With a normal 25-foot setback, Testa said, he would be severely limited in the size of the home he could build on his 2,280 square-foot lot. Abiding by that setback, he said, would mean more than three-fourths of the lot would be reserved for setback. He also estimated that building to code, including providing space for parking, would leave him with only a few hundred feet of usable space, even with a two-story home.
Testa argued that other homes in the area were not held to the same 25-foot standard, presenting data on homes in the surrounding 12 blocks. Nearly 80 percent, he said, had front setbacks of 15 feet or less. “Based on the existing neighborhood setbacks of similarly-situated neighborhood homes, it is my opinion that imposing a 25-foot front setback is unfair and presents an unfair hardship,” he said. “It creates an extreme hardship. It discriminates against this property by imposing different standards than other, similarly-situated properties in the neighborhood are held to.”

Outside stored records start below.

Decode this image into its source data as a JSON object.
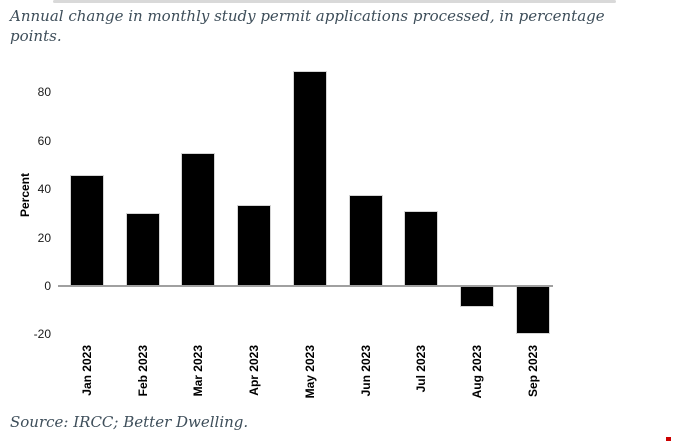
{
  "header": {
    "title": "Annual change in monthly study permit applications processed, in percentage points."
  },
  "footer": {
    "source": "Source: IRCC; Better Dwelling."
  },
  "chart_data": {
    "type": "bar",
    "title": "Annual change in monthly study permit applications processed, in percentage points.",
    "xlabel": "",
    "ylabel": "Percent",
    "categories": [
      "Jan 2023",
      "Feb 2023",
      "Mar 2023",
      "Apr 2023",
      "May 2023",
      "Jun 2023",
      "Jul 2023",
      "Aug 2023",
      "Sep 2023"
    ],
    "values": [
      46,
      30,
      55,
      33.5,
      89,
      37.5,
      31,
      -8.5,
      -20
    ],
    "yticks": [
      80,
      60,
      40,
      20,
      0,
      -20
    ],
    "ylim": [
      -25,
      92
    ],
    "grid": false,
    "legend": null,
    "bar_color": "#000000"
  },
  "colors": {
    "heading_text": "#3e4e5a",
    "bar": "#000000",
    "axis_line": "#a0a0a0",
    "tick_text": "#1a1a1a",
    "top_scrollbar": "#d9d9d9",
    "bottom_right_mark": "#cc0000"
  }
}
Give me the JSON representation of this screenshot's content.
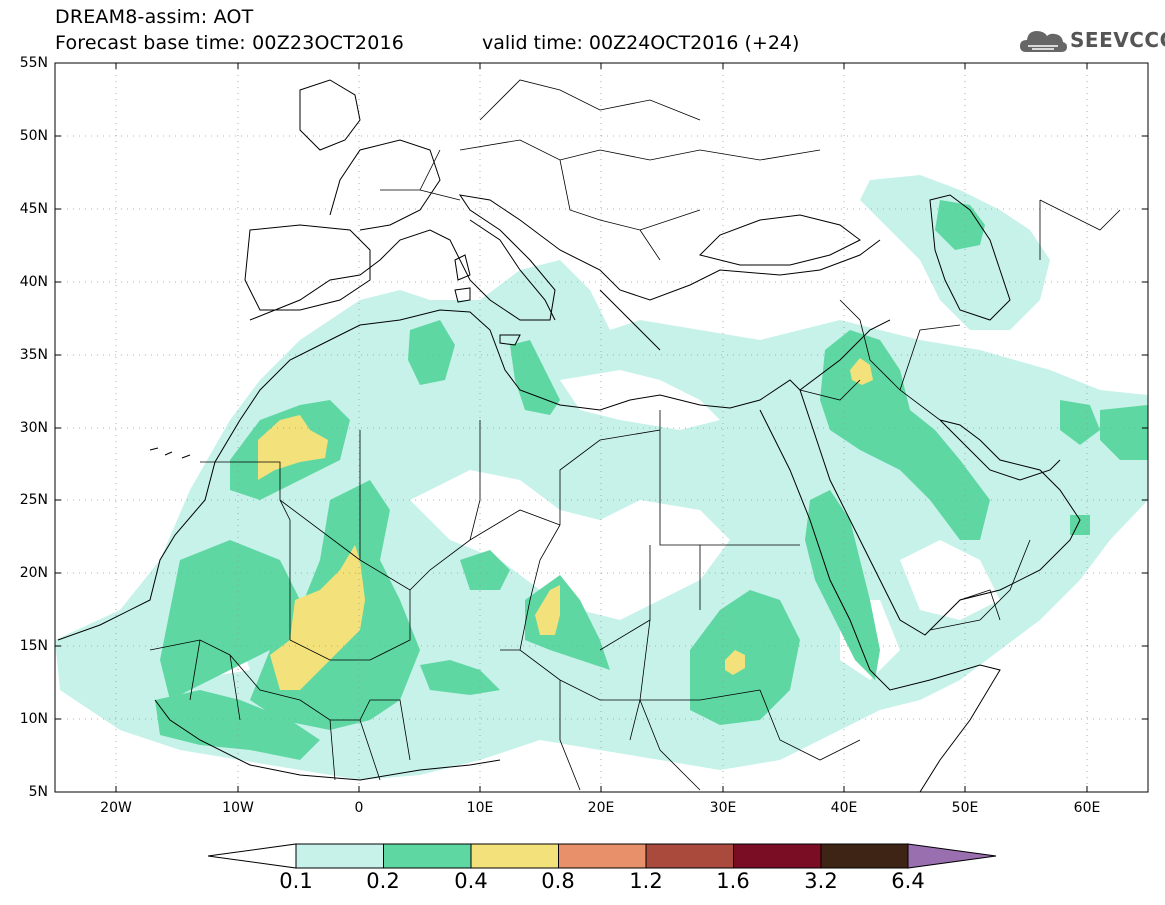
{
  "header": {
    "line1": "DREAM8-assim: AOT",
    "line2": "Forecast base time: 00Z23OCT2016",
    "valid": "valid time: 00Z24OCT2016 (+24)"
  },
  "logo": {
    "text": "SEEVCCC",
    "icon": "cloud-icon"
  },
  "map": {
    "lat_labels": [
      "55N",
      "50N",
      "45N",
      "40N",
      "35N",
      "30N",
      "25N",
      "20N",
      "15N",
      "10N",
      "5N"
    ],
    "lon_labels": [
      "20W",
      "10W",
      "0",
      "10E",
      "20E",
      "30E",
      "40E",
      "50E",
      "60E"
    ],
    "extent": {
      "lon_min": -25,
      "lon_max": 65,
      "lat_min": 5,
      "lat_max": 55
    },
    "colors": {
      "c01": "#c6f2ea",
      "c02": "#5fd7a3",
      "c04": "#f3e27c",
      "land": "#ffffff",
      "border": "#000000",
      "grid": "#999999"
    }
  },
  "colorbar": {
    "labels": [
      "0.1",
      "0.2",
      "0.4",
      "0.8",
      "1.2",
      "1.6",
      "3.2",
      "6.4"
    ],
    "colors": [
      "#c6f2ea",
      "#5fd7a3",
      "#f3e27c",
      "#e8906a",
      "#a94a3d",
      "#7a0d24",
      "#3e2415"
    ],
    "over_color": "#9a6fb0",
    "under_color": "#ffffff"
  }
}
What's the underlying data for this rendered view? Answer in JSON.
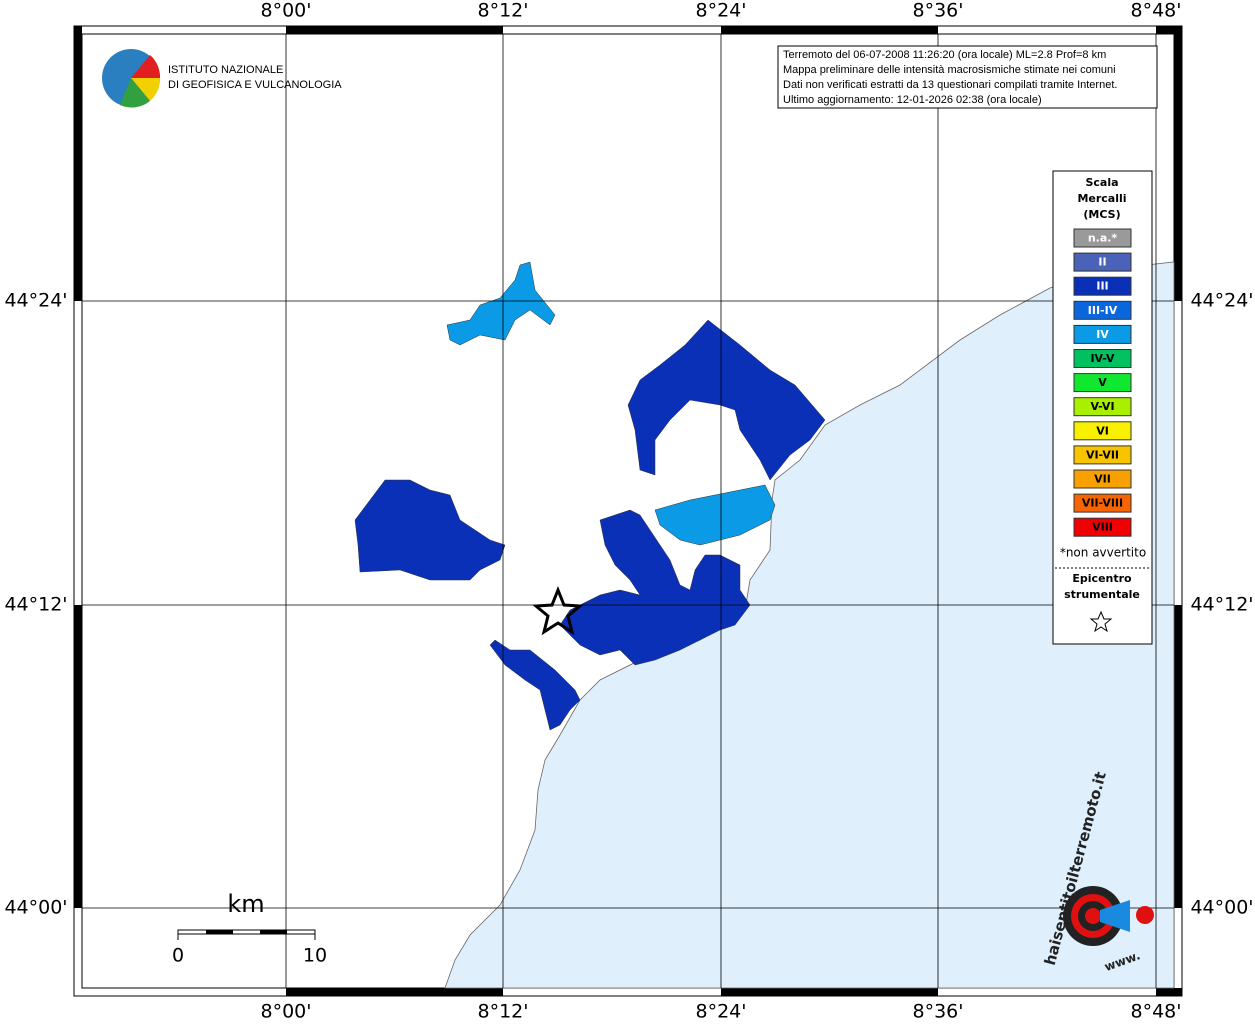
{
  "map": {
    "lon_labels": [
      "8°00'",
      "8°12'",
      "8°24'",
      "8°36'",
      "8°48'"
    ],
    "lat_labels": [
      "44°24'",
      "44°12'",
      "44°00'"
    ],
    "info": [
      "Terremoto del 06-07-2008 11:26:20 (ora locale) ML=2.8 Prof=8 km",
      "Mappa preliminare delle intensità macrosismiche stimate nei comuni",
      "Dati non verificati estratti da 13 questionari compilati tramite Internet.",
      "Ultimo aggiornamento: 12-01-2026 02:38 (ora locale)"
    ],
    "institute": [
      "ISTITUTO NAZIONALE",
      "DI GEOFISICA E VULCANOLOGIA"
    ],
    "legend": {
      "title": [
        "Scala",
        "Mercalli",
        "(MCS)"
      ],
      "items": [
        {
          "label": "n.a.*",
          "color": "#9a9a9a"
        },
        {
          "label": "II",
          "color": "#4a62b8"
        },
        {
          "label": "III",
          "color": "#0a30b8"
        },
        {
          "label": "III-IV",
          "color": "#0a66dc"
        },
        {
          "label": "IV",
          "color": "#0a9ae6"
        },
        {
          "label": "IV-V",
          "color": "#00c060"
        },
        {
          "label": "V",
          "color": "#10e830"
        },
        {
          "label": "V-VI",
          "color": "#a8f000"
        },
        {
          "label": "VI",
          "color": "#f8f000"
        },
        {
          "label": "VI-VII",
          "color": "#f8c400"
        },
        {
          "label": "VII",
          "color": "#f8a000"
        },
        {
          "label": "VII-VIII",
          "color": "#f86400"
        },
        {
          "label": "VIII",
          "color": "#f00000"
        }
      ],
      "note": "*non avvertito",
      "epicenter": [
        "Epicentro",
        "strumentale"
      ]
    },
    "scale": {
      "unit": "km",
      "labels": [
        "0",
        "10"
      ]
    },
    "site_logo": {
      "url": "haisentitoilterremoto.it",
      "prefix": "www."
    }
  }
}
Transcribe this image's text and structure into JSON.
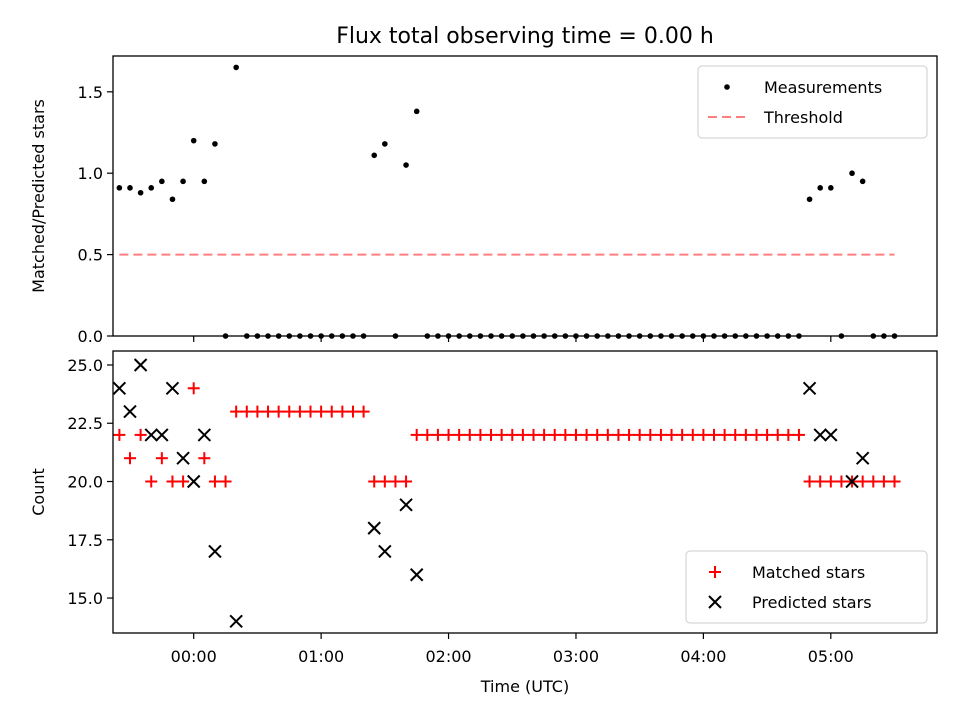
{
  "chart_data": [
    {
      "type": "scatter",
      "title": "Flux total observing time = 0.00 h",
      "xlabel": "",
      "ylabel": "Matched/Predicted stars",
      "xlim": [
        "-00:38",
        "05:50"
      ],
      "ylim": [
        0,
        1.72
      ],
      "yticks": [
        {
          "value": 0.0,
          "label": "0.0"
        },
        {
          "value": 0.5,
          "label": "0.5"
        },
        {
          "value": 1.0,
          "label": "1.0"
        },
        {
          "value": 1.5,
          "label": "1.5"
        }
      ],
      "x_tick_times": [
        "00:00",
        "01:00",
        "02:00",
        "03:00",
        "04:00",
        "05:00"
      ],
      "grid": false,
      "legend_position": "top-right",
      "series": [
        {
          "name": "Measurements",
          "marker": "dot",
          "color": "#000000",
          "x": [
            "-00:35",
            "-00:30",
            "-00:25",
            "-00:20",
            "-00:15",
            "-00:10",
            "-00:05",
            "00:00",
            "00:05",
            "00:10",
            "00:15",
            "00:20",
            "00:25",
            "00:30",
            "00:35",
            "00:40",
            "00:45",
            "00:50",
            "00:55",
            "01:00",
            "01:05",
            "01:10",
            "01:15",
            "01:20",
            "01:25",
            "01:30",
            "01:35",
            "01:40",
            "01:45",
            "01:50",
            "01:55",
            "02:00",
            "02:05",
            "02:10",
            "02:15",
            "02:20",
            "02:25",
            "02:30",
            "02:35",
            "02:40",
            "02:45",
            "02:50",
            "02:55",
            "03:00",
            "03:05",
            "03:10",
            "03:15",
            "03:20",
            "03:25",
            "03:30",
            "03:35",
            "03:40",
            "03:45",
            "03:50",
            "03:55",
            "04:00",
            "04:05",
            "04:10",
            "04:15",
            "04:20",
            "04:25",
            "04:30",
            "04:35",
            "04:40",
            "04:45",
            "04:50",
            "04:55",
            "05:00",
            "05:05",
            "05:10",
            "05:15",
            "05:20",
            "05:25",
            "05:30"
          ],
          "y": [
            0.91,
            0.91,
            0.88,
            0.91,
            0.95,
            0.84,
            0.95,
            1.2,
            0.95,
            1.18,
            0,
            1.65,
            0,
            0,
            0,
            0,
            0,
            0,
            0,
            0,
            0,
            0,
            0,
            0,
            1.11,
            1.18,
            0,
            1.05,
            1.38,
            0,
            0,
            0,
            0,
            0,
            0,
            0,
            0,
            0,
            0,
            0,
            0,
            0,
            0,
            0,
            0,
            0,
            0,
            0,
            0,
            0,
            0,
            0,
            0,
            0,
            0,
            0,
            0,
            0,
            0,
            0,
            0,
            0,
            0,
            0,
            0,
            0.84,
            0.91,
            0.91,
            0,
            1.0,
            0.95,
            0,
            0,
            0
          ]
        },
        {
          "name": "Threshold",
          "style": "dashed",
          "color": "#ff7f7f",
          "x": [
            "-00:35",
            "05:30"
          ],
          "y": [
            0.5,
            0.5
          ]
        }
      ]
    },
    {
      "type": "scatter",
      "title": "",
      "xlabel": "Time (UTC)",
      "ylabel": "Count",
      "xlim": [
        "-00:38",
        "05:50"
      ],
      "ylim": [
        13.5,
        25.6
      ],
      "yticks": [
        {
          "value": 15.0,
          "label": "15.0"
        },
        {
          "value": 17.5,
          "label": "17.5"
        },
        {
          "value": 20.0,
          "label": "20.0"
        },
        {
          "value": 22.5,
          "label": "22.5"
        },
        {
          "value": 25.0,
          "label": "25.0"
        }
      ],
      "x_tick_times": [
        "00:00",
        "01:00",
        "02:00",
        "03:00",
        "04:00",
        "05:00"
      ],
      "grid": false,
      "legend_position": "bottom-right",
      "series": [
        {
          "name": "Matched stars",
          "marker": "plus",
          "color": "#ff0000",
          "x": [
            "-00:35",
            "-00:30",
            "-00:25",
            "-00:20",
            "-00:15",
            "-00:10",
            "-00:05",
            "00:00",
            "00:05",
            "00:10",
            "00:15",
            "00:20",
            "00:25",
            "00:30",
            "00:35",
            "00:40",
            "00:45",
            "00:50",
            "00:55",
            "01:00",
            "01:05",
            "01:10",
            "01:15",
            "01:20",
            "01:25",
            "01:30",
            "01:35",
            "01:40",
            "01:45",
            "01:50",
            "01:55",
            "02:00",
            "02:05",
            "02:10",
            "02:15",
            "02:20",
            "02:25",
            "02:30",
            "02:35",
            "02:40",
            "02:45",
            "02:50",
            "02:55",
            "03:00",
            "03:05",
            "03:10",
            "03:15",
            "03:20",
            "03:25",
            "03:30",
            "03:35",
            "03:40",
            "03:45",
            "03:50",
            "03:55",
            "04:00",
            "04:05",
            "04:10",
            "04:15",
            "04:20",
            "04:25",
            "04:30",
            "04:35",
            "04:40",
            "04:45",
            "04:50",
            "04:55",
            "05:00",
            "05:05",
            "05:10",
            "05:15",
            "05:20",
            "05:25",
            "05:30"
          ],
          "y": [
            22,
            21,
            22,
            20,
            21,
            20,
            20,
            24,
            21,
            20,
            20,
            23,
            23,
            23,
            23,
            23,
            23,
            23,
            23,
            23,
            23,
            23,
            23,
            23,
            20,
            20,
            20,
            20,
            22,
            22,
            22,
            22,
            22,
            22,
            22,
            22,
            22,
            22,
            22,
            22,
            22,
            22,
            22,
            22,
            22,
            22,
            22,
            22,
            22,
            22,
            22,
            22,
            22,
            22,
            22,
            22,
            22,
            22,
            22,
            22,
            22,
            22,
            22,
            22,
            22,
            20,
            20,
            20,
            20,
            20,
            20,
            20,
            20,
            20
          ]
        },
        {
          "name": "Predicted stars",
          "marker": "x",
          "color": "#000000",
          "x": [
            "-00:35",
            "-00:30",
            "-00:25",
            "-00:20",
            "-00:15",
            "-00:10",
            "-00:05",
            "00:00",
            "00:05",
            "00:10",
            "00:20",
            "01:25",
            "01:30",
            "01:40",
            "01:45",
            "04:50",
            "04:55",
            "05:00",
            "05:10",
            "05:15"
          ],
          "y": [
            24,
            23,
            25,
            22,
            22,
            24,
            21,
            20,
            22,
            17,
            14,
            18,
            17,
            19,
            16,
            24,
            22,
            22,
            20,
            21
          ]
        }
      ]
    }
  ]
}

Testa also presented information showing that the previous home on the lot, which had been torn down in the 1970’s, originally had a 15-foot setback similar to its neighbors. Furthermore, he said his request was in compliance with the goals of the neighborhood plan. “The residential guidelines of the East Cesar Chavez Neighborhood Plan say on the front page, ‘front porches are encouraged with a minimum depth of five feet and width half the depth of the house’. That cannot be accomplished with a 25-foot setback,” he said.
But members of the neighborhood planning team contested Testa’s request. “We did support a variance to build on the small lot. But from the beginning when he first approached us, he told us he would not be requesting any other variances or modifications,” said Molly O’Halloran. “So we feel like this is an inappropriate request.”
Several other neighbors, including Gavino Fernandez, also protested. “When he bought this property, he was aware of the situation,” Fernandez said. “He was aware of the limitations on this property.”
Testa told the Board he had consistently represented to the neighborhood his desire for a 15-foot setback, which he believed would be allowed under set-back averaging rules. When that turned out not to be the case, he said, he turned to the Board of Adjustment for a variance.
While Board Member Bryan King was reluctant to grant the variance, saying there was little evidence of a hardship for development on a vacant lot, Board Member Greg Smith said the facts clearly supported Testa’s request. “This is a very challenging vacant lot to try to develop. When you take into consideration the evidence regarding the average setbacks for all the other residential units in the immediate area, none of them were even at 25 feet,” Smith said. “I’m thinking that the 15-foot setback he’s asking for is being consistent with all of the other residential units that are in the area.”
Smith moved approval of the 15-foot setback, but acting Board Chair Leanne Heldenfels suggested a 20-foot setback instead. That motion was approved on a vote of 6-0.